In 1959 Erna faced an intimidating court case. A wholesale company had given her a considerable order and purchased exclusive rights to distribute Koppenheim’s kosher chocolate biscuits. Although it was a very popular item, the company had misjudged and over-ordered. They promptly sued Erna Koppenheim for poor quality products to cover their losses.

When the case could not be settled out of court, it went to the High Court in London, where the hearing began on a Thursday and spilled over into the next week, forcing Mrs. Koppenheim to be away from her family over Shabbos. The case hinged on whether in fact the goods were of unsatisfactory quality when leaving the factory. The judge asked for a box to be opened before him, revealing chocolate biscuits in optimal condition. The case was thrown out, and Mrs. Koppenheim was awarded costs.

Kosher Swiss chocolate hit the British market around that time, and since rationing was over, large nonkosher firms like Rowntree’s and Cadbury’s could obtain unlimited raw materials and manufacture as much chocolate as they could sell. These two factors eventually led Erna Koppenheim to close her chocolate factory, but with the money she had been awarded in court, she was able to invest in real estate.

A Yiddishe Mummy

While her reputation as a businesswoman is fascinating, it is clear that in essence, Erna was the quintessential Yiddishe matriarch. “She did not preach a lot about Yiddishkeit,” her granddaughter remembers, “but it was deeply ingrained in her. She was a shul-goer and arranged a Jewish education for all her daughters.”

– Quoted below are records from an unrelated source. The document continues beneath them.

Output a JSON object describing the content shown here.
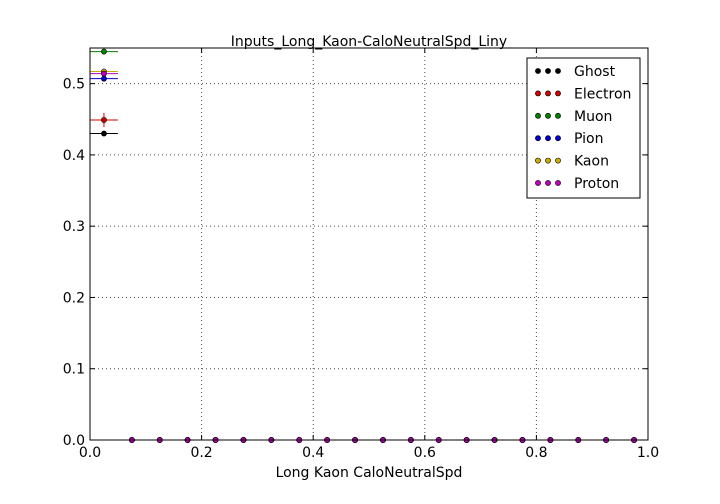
{
  "chart_data": {
    "type": "scatter",
    "title": "Inputs_Long_Kaon-CaloNeutralSpd_Liny",
    "xlabel": "Long Kaon CaloNeutralSpd",
    "ylabel": "",
    "xlim": [
      0.0,
      1.0
    ],
    "ylim": [
      0.0,
      0.55
    ],
    "xticks": [
      "0.0",
      "0.2",
      "0.4",
      "0.6",
      "0.8",
      "1.0"
    ],
    "yticks": [
      "0.0",
      "0.1",
      "0.2",
      "0.3",
      "0.4",
      "0.5"
    ],
    "grid": true,
    "grid_style": "dotted",
    "legend_position": "top-right",
    "bin_width": 0.05,
    "x": [
      0.025,
      0.075,
      0.125,
      0.175,
      0.225,
      0.275,
      0.325,
      0.375,
      0.425,
      0.475,
      0.525,
      0.575,
      0.625,
      0.675,
      0.725,
      0.775,
      0.825,
      0.875,
      0.925,
      0.975
    ],
    "series": [
      {
        "name": "Ghost",
        "color": "#000000",
        "values": [
          0.43,
          0,
          0,
          0,
          0,
          0,
          0,
          0,
          0,
          0,
          0,
          0,
          0,
          0,
          0,
          0,
          0,
          0,
          0,
          0
        ],
        "yerr": [
          0.002,
          0,
          0,
          0,
          0,
          0,
          0,
          0,
          0,
          0,
          0,
          0,
          0,
          0,
          0,
          0,
          0,
          0,
          0,
          0
        ]
      },
      {
        "name": "Electron",
        "color": "#cc0000",
        "values": [
          0.449,
          0,
          0,
          0,
          0,
          0,
          0,
          0,
          0,
          0,
          0,
          0,
          0,
          0,
          0,
          0,
          0,
          0,
          0,
          0
        ],
        "yerr": [
          0.01,
          0,
          0,
          0,
          0,
          0,
          0,
          0,
          0,
          0,
          0,
          0,
          0,
          0,
          0,
          0,
          0,
          0,
          0,
          0
        ]
      },
      {
        "name": "Muon",
        "color": "#007f00",
        "values": [
          0.545,
          0,
          0,
          0,
          0,
          0,
          0,
          0,
          0,
          0,
          0,
          0,
          0,
          0,
          0,
          0,
          0,
          0,
          0,
          0
        ],
        "yerr": [
          0.003,
          0,
          0,
          0,
          0,
          0,
          0,
          0,
          0,
          0,
          0,
          0,
          0,
          0,
          0,
          0,
          0,
          0,
          0,
          0
        ]
      },
      {
        "name": "Pion",
        "color": "#0000cc",
        "values": [
          0.507,
          0,
          0,
          0,
          0,
          0,
          0,
          0,
          0,
          0,
          0,
          0,
          0,
          0,
          0,
          0,
          0,
          0,
          0,
          0
        ],
        "yerr": [
          0.002,
          0,
          0,
          0,
          0,
          0,
          0,
          0,
          0,
          0,
          0,
          0,
          0,
          0,
          0,
          0,
          0,
          0,
          0,
          0
        ]
      },
      {
        "name": "Kaon",
        "color": "#ccaa00",
        "values": [
          0.517,
          0,
          0,
          0,
          0,
          0,
          0,
          0,
          0,
          0,
          0,
          0,
          0,
          0,
          0,
          0,
          0,
          0,
          0,
          0
        ],
        "yerr": [
          0.002,
          0,
          0,
          0,
          0,
          0,
          0,
          0,
          0,
          0,
          0,
          0,
          0,
          0,
          0,
          0,
          0,
          0,
          0,
          0
        ]
      },
      {
        "name": "Proton",
        "color": "#bb00bb",
        "values": [
          0.514,
          0,
          0,
          0,
          0,
          0,
          0,
          0,
          0,
          0,
          0,
          0,
          0,
          0,
          0,
          0,
          0,
          0,
          0,
          0
        ],
        "yerr": [
          0.002,
          0,
          0,
          0,
          0,
          0,
          0,
          0,
          0,
          0,
          0,
          0,
          0,
          0,
          0,
          0,
          0,
          0,
          0,
          0
        ]
      }
    ]
  }
}
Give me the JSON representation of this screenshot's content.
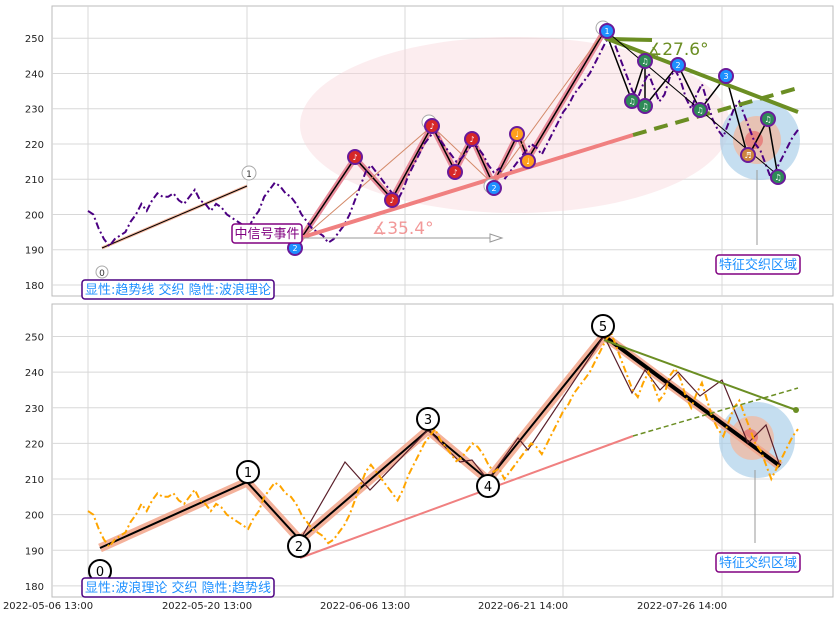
{
  "chart_data": [
    {
      "type": "line",
      "ylim": [
        178,
        258
      ],
      "yticks": [
        180,
        190,
        200,
        210,
        220,
        230,
        240,
        250
      ],
      "xticks": [
        "2022-05-06 13:00",
        "2022-05-20 13:00",
        "2022-06-06 13:00",
        "2022-06-21 14:00",
        "2022-07-26 14:00"
      ],
      "grid": true,
      "colors": {
        "price": "#4b0082",
        "wave": "#000000",
        "wave_shadow": "#e8a0a0",
        "trend_support": "#f08080",
        "trend_resist": "#6b8e23",
        "signal_box": "#800080",
        "info_box": "#4b0082",
        "info_text": "#1e90ff"
      },
      "series": [
        {
          "values": [
            201,
            200,
            196,
            193,
            191,
            193,
            194,
            195,
            198,
            200,
            203,
            201,
            204,
            206,
            205,
            205,
            206,
            204,
            203,
            205,
            207,
            204,
            203,
            201,
            203,
            202,
            200,
            199,
            198,
            197,
            196,
            199,
            201,
            205,
            207,
            209,
            208,
            206,
            205,
            203,
            200,
            198,
            196,
            195,
            194,
            192,
            193,
            195,
            197,
            200,
            204,
            208,
            212,
            214,
            212,
            210,
            208,
            206,
            204,
            207,
            211,
            214,
            217,
            220,
            222,
            224,
            221,
            219,
            217,
            215,
            216,
            218,
            220,
            219,
            217,
            214,
            212,
            213,
            210,
            212,
            214,
            216,
            218,
            220,
            219,
            217,
            220,
            223,
            226,
            229,
            231,
            234,
            236,
            238,
            240,
            243,
            246,
            249,
            251,
            247,
            243,
            239,
            235,
            233,
            237,
            240,
            236,
            232,
            234,
            239,
            241,
            238,
            233,
            230,
            234,
            237,
            232,
            227,
            224,
            222,
            226,
            230,
            232,
            228,
            224,
            220,
            218,
            214,
            210,
            213,
            216,
            219,
            222,
            224
          ]
        }
      ],
      "wave_points": [
        [
          191,
          196
        ],
        [
          187,
          218
        ],
        [
          233,
          227
        ],
        [
          256,
          219
        ],
        [
          280,
          216
        ],
        [
          305,
          223
        ],
        [
          332,
          238
        ]
      ],
      "wave_labels": [
        "0",
        "1",
        "2",
        "3",
        "4",
        "5"
      ],
      "event_label": "中信号事件",
      "angle_support": "∡35.4°",
      "angle_resist": "∡27.6°",
      "zone_label": "特征交织区域",
      "info_label": "显性:趋势线 交织 隐性:波浪理论",
      "markers": [
        {
          "label": "1",
          "color": "#1e90ff"
        },
        {
          "label": "♪",
          "color": "#d62728"
        },
        {
          "label": "♫",
          "color": "#2e8b57"
        },
        {
          "label": "♩",
          "color": "#ff9f1c"
        },
        {
          "label": "♬",
          "color": "#cd853f"
        },
        {
          "label": "2",
          "color": "#1e90ff"
        },
        {
          "label": "3",
          "color": "#1e90ff"
        }
      ]
    },
    {
      "type": "line",
      "ylim": [
        178,
        258
      ],
      "yticks": [
        180,
        190,
        200,
        210,
        220,
        230,
        240,
        250
      ],
      "xticks": [
        "2022-05-06 13:00",
        "2022-05-20 13:00",
        "2022-06-06 13:00",
        "2022-06-21 14:00",
        "2022-07-26 14:00"
      ],
      "grid": true,
      "colors": {
        "price": "#ffa500",
        "wave": "#000000",
        "wave_shadow": "#f08060",
        "trend_support": "#f08080",
        "trend_resist": "#6b8e23",
        "signal_box": "#800080",
        "info_box": "#4b0082",
        "info_text": "#1e90ff"
      },
      "series": [
        {
          "values": [
            201,
            200,
            196,
            193,
            191,
            193,
            194,
            195,
            198,
            200,
            203,
            201,
            204,
            206,
            205,
            205,
            206,
            204,
            203,
            205,
            207,
            204,
            203,
            201,
            203,
            202,
            200,
            199,
            198,
            197,
            196,
            199,
            201,
            205,
            207,
            209,
            208,
            206,
            205,
            203,
            200,
            198,
            196,
            195,
            194,
            192,
            193,
            195,
            197,
            200,
            204,
            208,
            212,
            214,
            212,
            210,
            208,
            206,
            204,
            207,
            211,
            214,
            217,
            220,
            222,
            224,
            221,
            219,
            217,
            215,
            216,
            218,
            220,
            219,
            217,
            214,
            212,
            213,
            210,
            212,
            214,
            216,
            218,
            220,
            219,
            217,
            220,
            223,
            226,
            229,
            231,
            234,
            236,
            238,
            240,
            243,
            246,
            249,
            251,
            247,
            243,
            239,
            235,
            233,
            237,
            240,
            236,
            232,
            234,
            239,
            241,
            238,
            233,
            230,
            234,
            237,
            232,
            227,
            224,
            222,
            226,
            230,
            232,
            228,
            224,
            220,
            218,
            214,
            210,
            213,
            216,
            219,
            222,
            224
          ]
        }
      ],
      "wave_labels": [
        "0",
        "1",
        "2",
        "3",
        "4",
        "5"
      ],
      "zone_label": "特征交织区域",
      "info_label": "显性:波浪理论 交织 隐性:趋势线"
    }
  ]
}
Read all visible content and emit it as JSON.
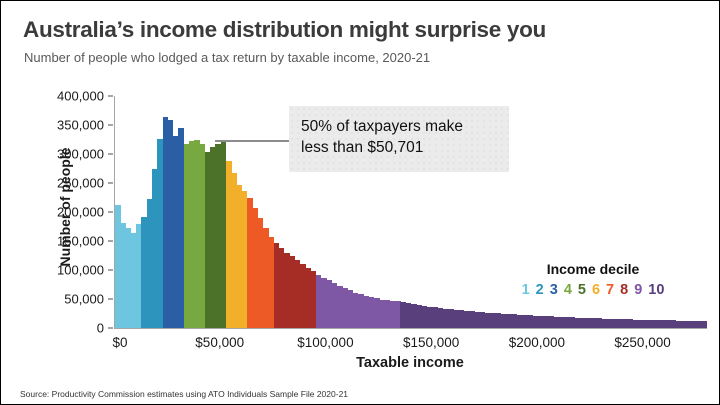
{
  "header": {
    "title": "Australia’s income distribution might surprise you",
    "subtitle": "Number of people who lodged a tax return by taxable income, 2020-21"
  },
  "source_note": "Source: Productivity Commission estimates using ATO Individuals Sample File 2020-21",
  "chart_data": {
    "type": "bar",
    "subtype": "histogram",
    "title": "Australia’s income distribution might surprise you",
    "subtitle": "Number of people who lodged a tax return by taxable income, 2020-21",
    "xlabel": "Taxable income",
    "ylabel": "Number of people",
    "xlim": [
      0,
      280000
    ],
    "ylim": [
      0,
      400000
    ],
    "grid": false,
    "bin_width_dollars": 2500,
    "x_tick_values": [
      0,
      50000,
      100000,
      150000,
      200000,
      250000
    ],
    "x_tick_labels": [
      "$0",
      "$50,000",
      "$100,000",
      "$150,000",
      "$200,000",
      "$250,000"
    ],
    "y_tick_values": [
      0,
      50000,
      100000,
      150000,
      200000,
      250000,
      300000,
      350000,
      400000
    ],
    "y_tick_labels": [
      "0",
      "50,000",
      "100,000",
      "150,000",
      "200,000",
      "250,000",
      "300,000",
      "350,000",
      "400,000"
    ],
    "annotation": {
      "line1": "50% of taxpayers make",
      "line2": "less than $50,701",
      "points_to_income": 50701
    },
    "legend": {
      "title": "Income decile",
      "entries": [
        "1",
        "2",
        "3",
        "4",
        "5",
        "6",
        "7",
        "8",
        "9",
        "10"
      ]
    },
    "decile_colors": [
      "#6ec5e0",
      "#2d94bd",
      "#2a5fa5",
      "#78a840",
      "#4b7228",
      "#f2b02a",
      "#ed5a25",
      "#a62c26",
      "#7e57a5",
      "#5a3f7d"
    ],
    "decile_bin_counts": [
      5,
      4,
      4,
      4,
      4,
      4,
      5,
      8,
      16,
      58
    ],
    "values": [
      212000,
      181000,
      172000,
      164000,
      179000,
      191000,
      222000,
      274000,
      326000,
      363000,
      358000,
      331000,
      344000,
      318000,
      322000,
      324000,
      318000,
      304000,
      312000,
      318000,
      320000,
      288000,
      268000,
      247000,
      236000,
      225000,
      207000,
      190000,
      173000,
      157000,
      147000,
      138000,
      130000,
      124000,
      118000,
      110000,
      104000,
      98000,
      92000,
      87000,
      82000,
      77000,
      73000,
      69000,
      65000,
      61000,
      58000,
      55000,
      53000,
      51000,
      49000,
      48000,
      47000,
      46000,
      45000,
      43000,
      41500,
      40000,
      38500,
      37000,
      36000,
      34500,
      33500,
      32500,
      31500,
      30500,
      29500,
      29000,
      28000,
      27500,
      26500,
      26000,
      25500,
      24500,
      24000,
      23500,
      23000,
      22500,
      22000,
      21500,
      21000,
      20500,
      20000,
      19500,
      19000,
      18700,
      18300,
      18000,
      17600,
      17300,
      17000,
      16600,
      16300,
      16000,
      15700,
      15400,
      15100,
      14800,
      14600,
      14300,
      14100,
      13800,
      13600,
      13400,
      13200,
      13000,
      12800,
      12600,
      12400,
      12300,
      12100,
      12000
    ]
  }
}
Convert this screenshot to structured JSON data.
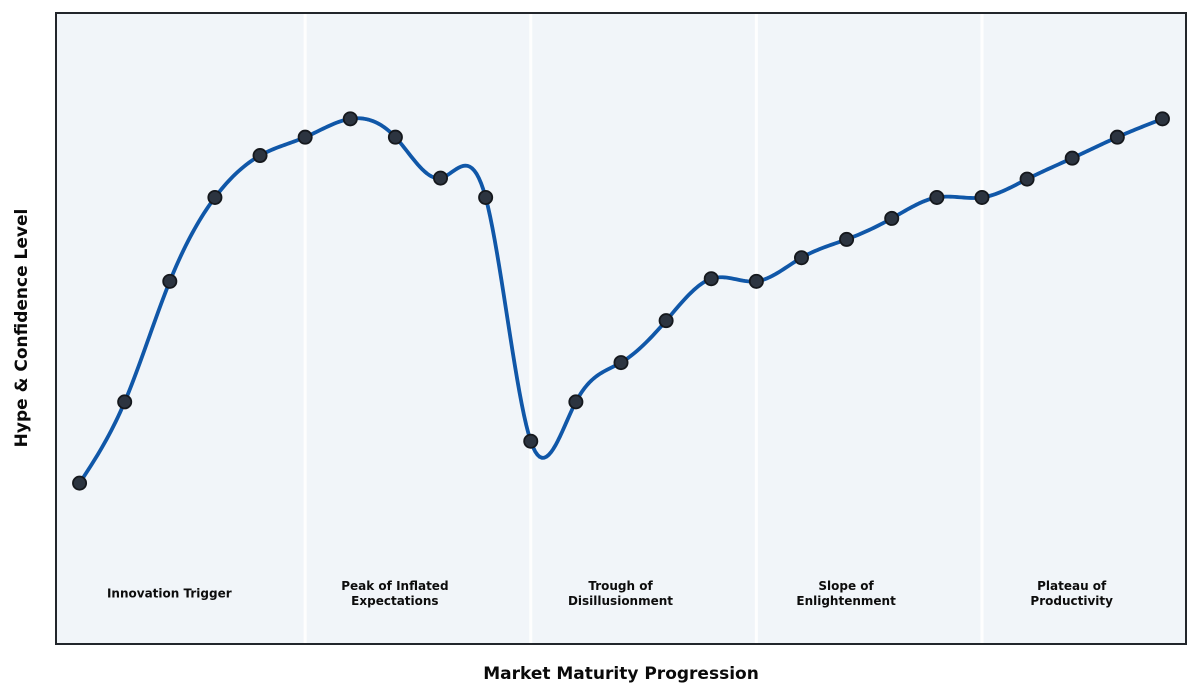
{
  "chart_data": {
    "type": "line",
    "title": "",
    "xlabel": "Market Maturity Progression",
    "ylabel": "Hype & Confidence Level",
    "x": [
      0,
      1,
      2,
      3,
      4,
      5,
      6,
      7,
      8,
      9,
      10,
      11,
      12,
      13,
      14,
      15,
      16,
      17,
      18,
      19,
      20,
      21,
      22,
      23,
      24
    ],
    "values": [
      30.5,
      46,
      69,
      85,
      93,
      96.5,
      100,
      96.5,
      88.7,
      85,
      38.5,
      46,
      53.5,
      61.5,
      69.5,
      69,
      73.5,
      77,
      81,
      85,
      85,
      88.5,
      92.5,
      96.5,
      100
    ],
    "xlim": [
      -0.5,
      24.5
    ],
    "ylim": [
      0,
      120
    ],
    "smoothing": "cubic-spline",
    "grid": false,
    "legend": null,
    "phase_divider_x": [
      5,
      10,
      15,
      20
    ],
    "phase_label_y": 9.4,
    "phases": [
      {
        "label": "Innovation Trigger",
        "x": 2
      },
      {
        "label": "Peak of Inflated\nExpectations",
        "x": 7
      },
      {
        "label": "Trough of\nDisillusionment",
        "x": 12
      },
      {
        "label": "Slope of\nEnlightenment",
        "x": 17
      },
      {
        "label": "Plateau of\nProductivity",
        "x": 22
      }
    ],
    "colors": {
      "line": "#1057a8",
      "marker_fill": "#2c3440",
      "marker_edge": "#15181d",
      "axes_background": "#f1f5f9",
      "figure_background": "#ffffff",
      "spine": "#22262b",
      "divider": "#ffffff",
      "label_text": "#0d0d0d"
    }
  }
}
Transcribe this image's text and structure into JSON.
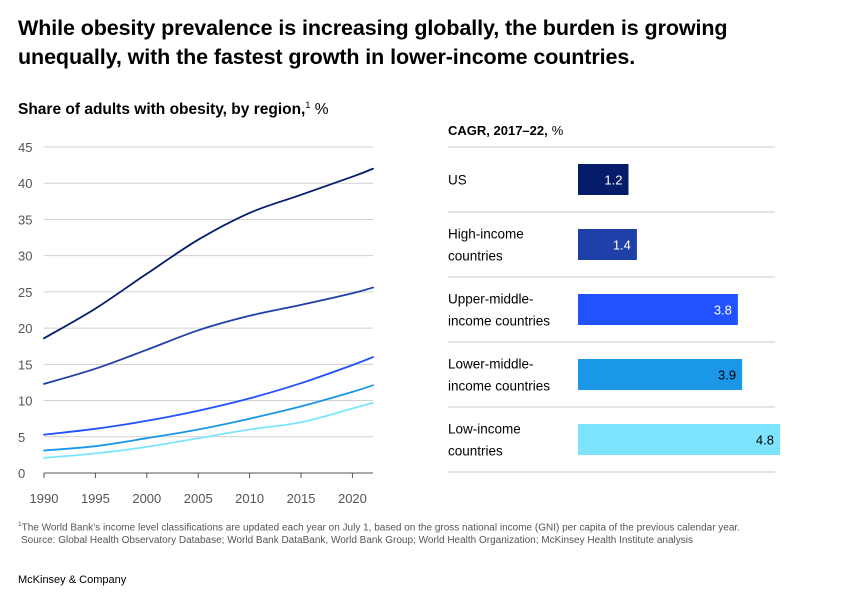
{
  "page": {
    "title": "While obesity prevalence is increasing globally, the burden is growing unequally, with the fastest growth in lower-income countries.",
    "footnote_marker": "1",
    "footnote_text": "The World Bank’s income level classifications are updated each year on July 1, based on the gross national income (GNI) per capita of the previous calendar year.",
    "source_text": "Source: Global Health Observatory Database; World Bank DataBank, World Bank Group; World Health Organization; McKinsey Health Institute analysis",
    "brand": "McKinsey & Company"
  },
  "chart_data": [
    {
      "type": "line",
      "title": "Share of adults with obesity, by region,",
      "title_marker": "1",
      "title_unit": "%",
      "xlim": [
        1990,
        2022
      ],
      "ylim": [
        0,
        45
      ],
      "x_ticks": [
        "1990",
        "1995",
        "2000",
        "2005",
        "2010",
        "2015",
        "2020"
      ],
      "y_ticks": [
        "0",
        "5",
        "10",
        "15",
        "20",
        "25",
        "30",
        "35",
        "40",
        "45"
      ],
      "grid": true,
      "x": [
        1990,
        1995,
        2000,
        2005,
        2010,
        2015,
        2020,
        2022
      ],
      "series": [
        {
          "color": "#051c6b",
          "values": [
            18.6,
            22.7,
            27.5,
            32.2,
            35.9,
            38.4,
            40.9,
            42.0
          ]
        },
        {
          "color": "#1f40a8",
          "values": [
            12.3,
            14.4,
            17.0,
            19.7,
            21.7,
            23.2,
            24.8,
            25.6
          ]
        },
        {
          "color": "#2251ff",
          "values": [
            5.3,
            6.1,
            7.2,
            8.6,
            10.3,
            12.4,
            14.9,
            16.0
          ]
        },
        {
          "color": "#1a97e6",
          "values": [
            3.1,
            3.7,
            4.8,
            6.0,
            7.5,
            9.2,
            11.2,
            12.1
          ]
        },
        {
          "color": "#7de4ff",
          "values": [
            2.1,
            2.7,
            3.6,
            4.8,
            6.0,
            7.0,
            8.9,
            9.7
          ]
        }
      ]
    },
    {
      "type": "bar",
      "title": "CAGR, 2017–22,",
      "title_unit": "%",
      "categories": [
        [
          "US"
        ],
        [
          "High-income",
          "countries"
        ],
        [
          "Upper-middle-",
          "income countries"
        ],
        [
          "Lower-middle-",
          "income countries"
        ],
        [
          "Low-income",
          "countries"
        ]
      ],
      "values": [
        1.2,
        1.4,
        3.8,
        3.9,
        4.8
      ],
      "labels": [
        "1.2",
        "1.4",
        "3.8",
        "3.9",
        "4.8"
      ],
      "colors": [
        "#051c6b",
        "#1f40a8",
        "#2251ff",
        "#1a97e6",
        "#7de4ff"
      ],
      "label_colors": [
        "#ffffff",
        "#ffffff",
        "#ffffff",
        "#000000",
        "#000000"
      ],
      "xlim": [
        0,
        4.8
      ]
    }
  ]
}
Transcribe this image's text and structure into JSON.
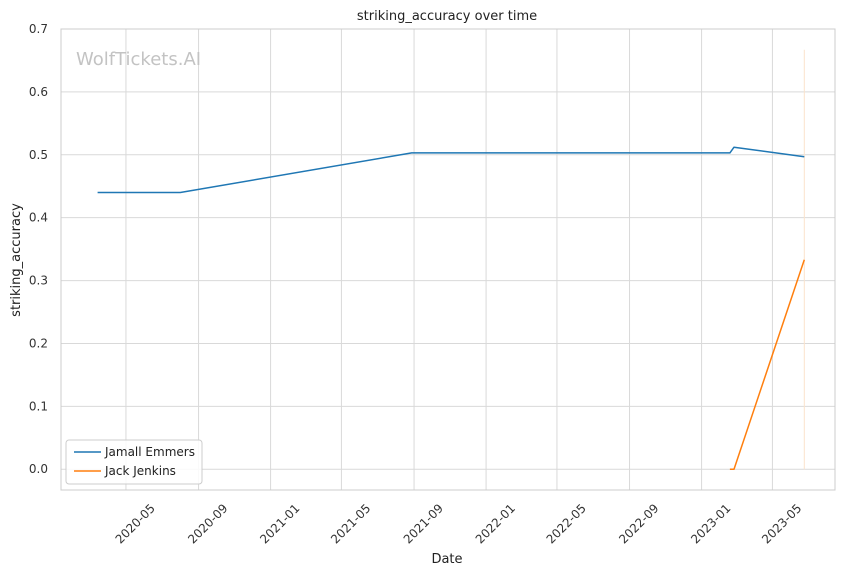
{
  "chart_data": {
    "type": "line",
    "title": "striking_accuracy over time",
    "xlabel": "Date",
    "ylabel": "striking_accuracy",
    "watermark": "WolfTickets.AI",
    "xlim": [
      "2020-01-12",
      "2023-08-15"
    ],
    "ylim": [
      -0.033,
      0.7
    ],
    "yticks": [
      0.0,
      0.1,
      0.2,
      0.3,
      0.4,
      0.5,
      0.6,
      0.7
    ],
    "ytick_labels": [
      "0.0",
      "0.1",
      "0.2",
      "0.3",
      "0.4",
      "0.5",
      "0.6",
      "0.7"
    ],
    "xticks": [
      "2020-05-01",
      "2020-09-01",
      "2021-01-01",
      "2021-05-01",
      "2021-09-01",
      "2022-01-01",
      "2022-05-01",
      "2022-09-01",
      "2023-01-01",
      "2023-05-01"
    ],
    "xtick_labels": [
      "2020-05",
      "2020-09",
      "2021-01",
      "2021-05",
      "2021-09",
      "2022-01",
      "2022-05",
      "2022-09",
      "2023-01",
      "2023-05"
    ],
    "grid": true,
    "legend_position": "lower-left",
    "series": [
      {
        "name": "Jamall Emmers",
        "color": "#1f77b4",
        "x": [
          "2020-03-14",
          "2020-08-01",
          "2021-08-28",
          "2023-02-18",
          "2023-02-25",
          "2023-06-24"
        ],
        "y": [
          0.44,
          0.44,
          0.503,
          0.503,
          0.512,
          0.497
        ]
      },
      {
        "name": "Jack Jenkins",
        "color": "#ff7f0e",
        "x": [
          "2023-02-18",
          "2023-02-25",
          "2023-06-24"
        ],
        "y": [
          0.0,
          0.0,
          0.333
        ]
      }
    ],
    "vertical_marker": {
      "x": "2023-06-24",
      "y_range": [
        0.0,
        0.667
      ],
      "color": "#fbe3cc"
    }
  }
}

Erna’s priorities are clearly discernible from the following incident. On a visit to Switzerland in 1948, Mrs. Koppenheim had the opportunity for an audience with the Vizhnitzer Rebbe, visiting at the time. She told the Rebbe that she had five daughters to marry off, and she wanted them to marry talmidei chachamim. She also confided that she did not have money to support them.

Impressed with the caliber of Mrs. Koppenheim’s aspirations, the Rebbe gave her a brachah that all her daughters would marry talmidei chachamim from England! How many true talmidei chachamim did England boast in those days? Yet the brachah came true. The valuable paintings from Germany were sold to make her daughters’ weddings, and they all married distinguished scholars.

Erna stepped out of her home to run a business as the situation demanded it of her, but every step she took was to nurture the treasure within. Her children and grandchildren absorbed her teachings well. The Koppenheim descendants have realized their mother’s deepest dreams of Torah learning. Though Mrs. Koppenheim passed away over 20 years ago, on Rosh Chodesh Adar Beis, 5752 (February 1992), her family continues her legacy with dedication to Torah that has a sweetness far more enduring than the beautifully wrapped Corona chocolates.